For the Quartic and Rastrigin experiments, the phenotype diversity in Figures 4.7 shows an initial decrease followed by a sharp increase. This behaviour was also seen with genotype diversity and entropy: an initial sharp decrease was followed by an increase within the Quartic and Rastrigin experiments and in all experiments with genotype diversity. Intuitively, the cause of this initial fluctuation is due to the ease with which improvements can be found in the initial solutions. This initial phase highlights the differences between the experiments. Also, note that phenotype diversity for the Parity experiments continues to increase until the final generation.
For all experiments, the edit distance One in Figure 4.9 generally decreases after the initial generation. Also, in Figure 4.10, the populations measured with edit distance Two behave similarly. With this in mind, and because the edit distance Two measure places more importance on the root and higher portions of trees, one can conclude the following: While trees are changing (according to edit distance One) to be more like the best fit tree in each population, the differences between the roots and top portions of the tree also become more similar (according to the edit distance Two measure). This supports previous conclusions [Igel and Chellapilla, 1999,McPhee and Hopper, 1999,Soule and Foster, 1998] that roots become fixed early on in the evolutionary process. Structural convergence is important when considering using a method to control diversity. If structural convergence is beneficial to genetic programming search, then encouraging or forcing structural diversity (edit distance in this case) could have negative consequences. However, the loss of edit distance diversity does not necessarily mean a loss of phenotype diversity or the worsening of fitness, as seen in Figure 4.7 and 4.4.

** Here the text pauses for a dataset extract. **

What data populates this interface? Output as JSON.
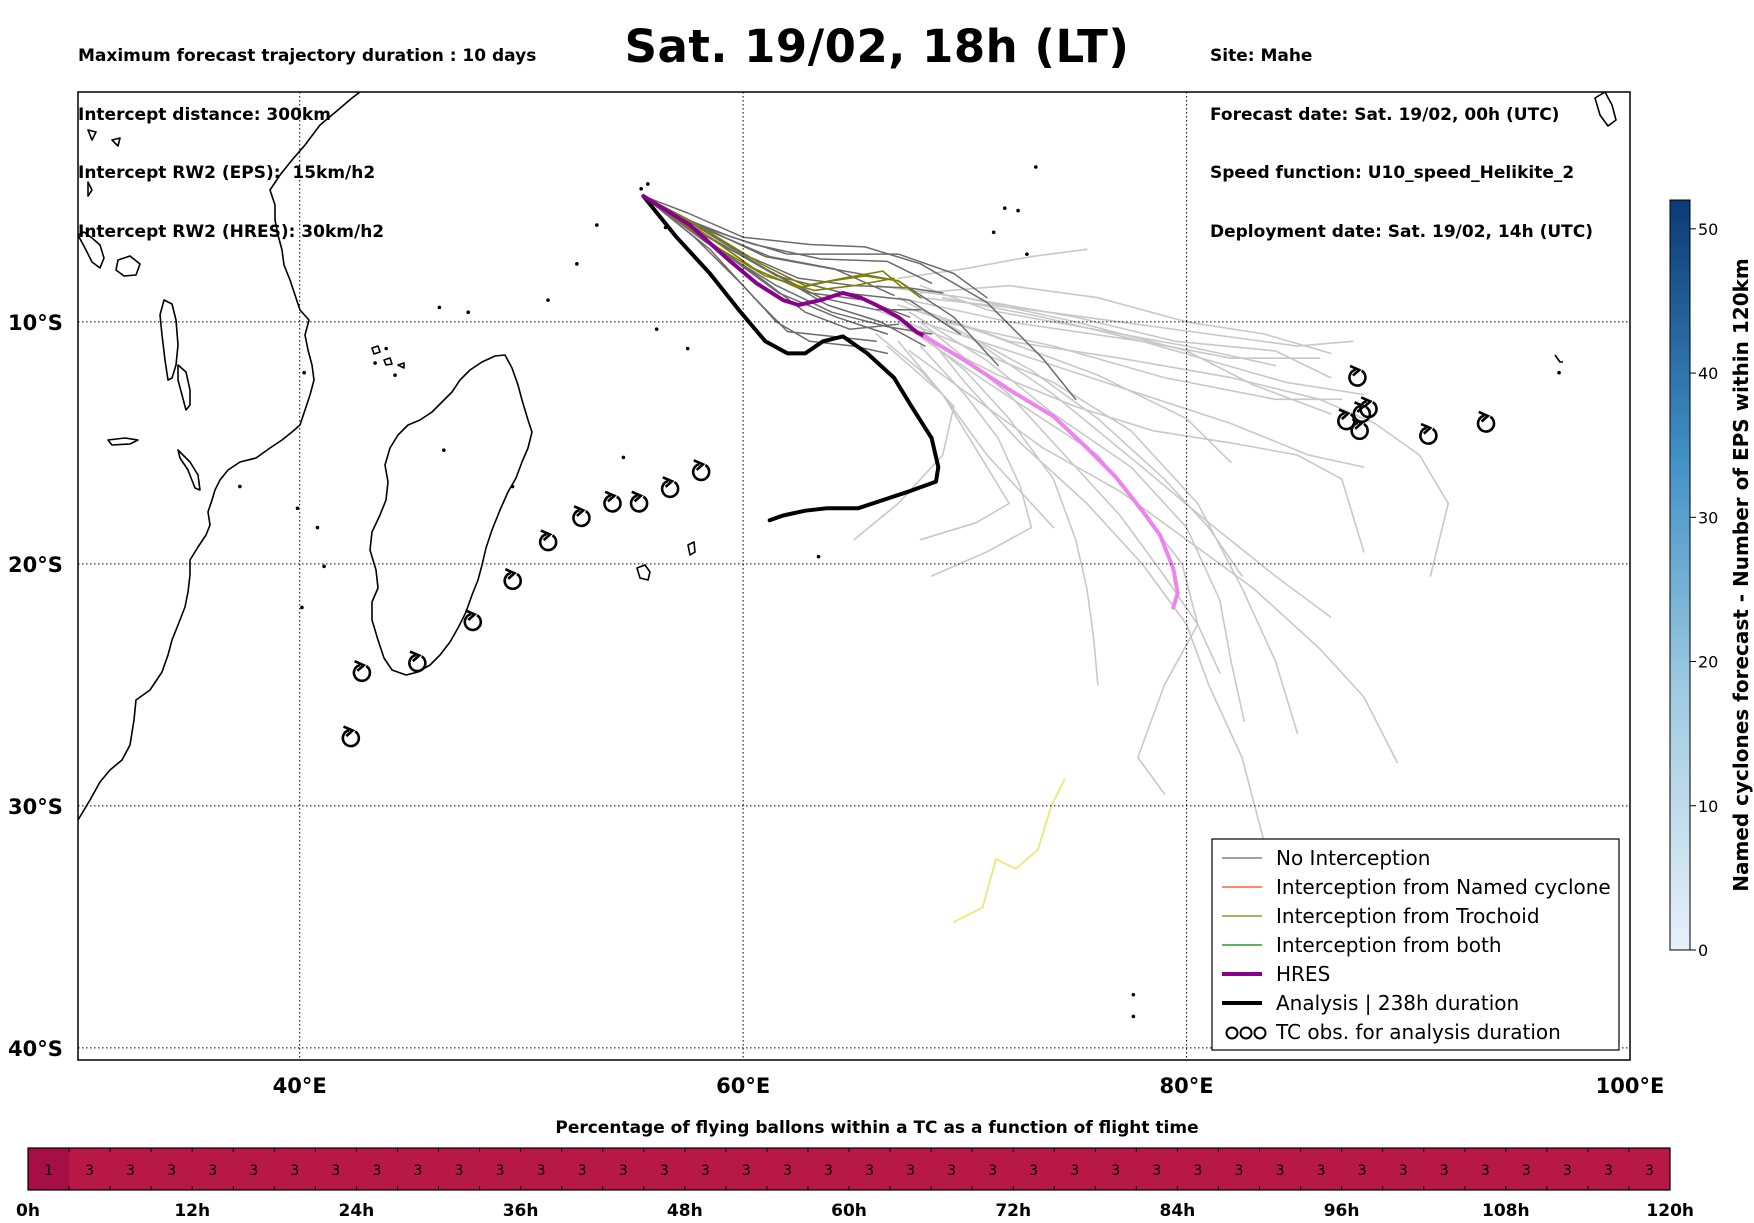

Lastly, the figures show the behaviour that in some runs fitness continues to increase until the final generation. Identifying the dynamics and properties that allowed for this continued increase is critical for genetic programming practitioners. This is a goal of this research: understanding how to make populations more amenable to improvement. Given the wide range of fitness and diversity, one would like to know if these measures correlate with fitness in any way. Addressing this question is key to understanding if controlling diversity is likely to be effective and how it should be applied to different problem domains.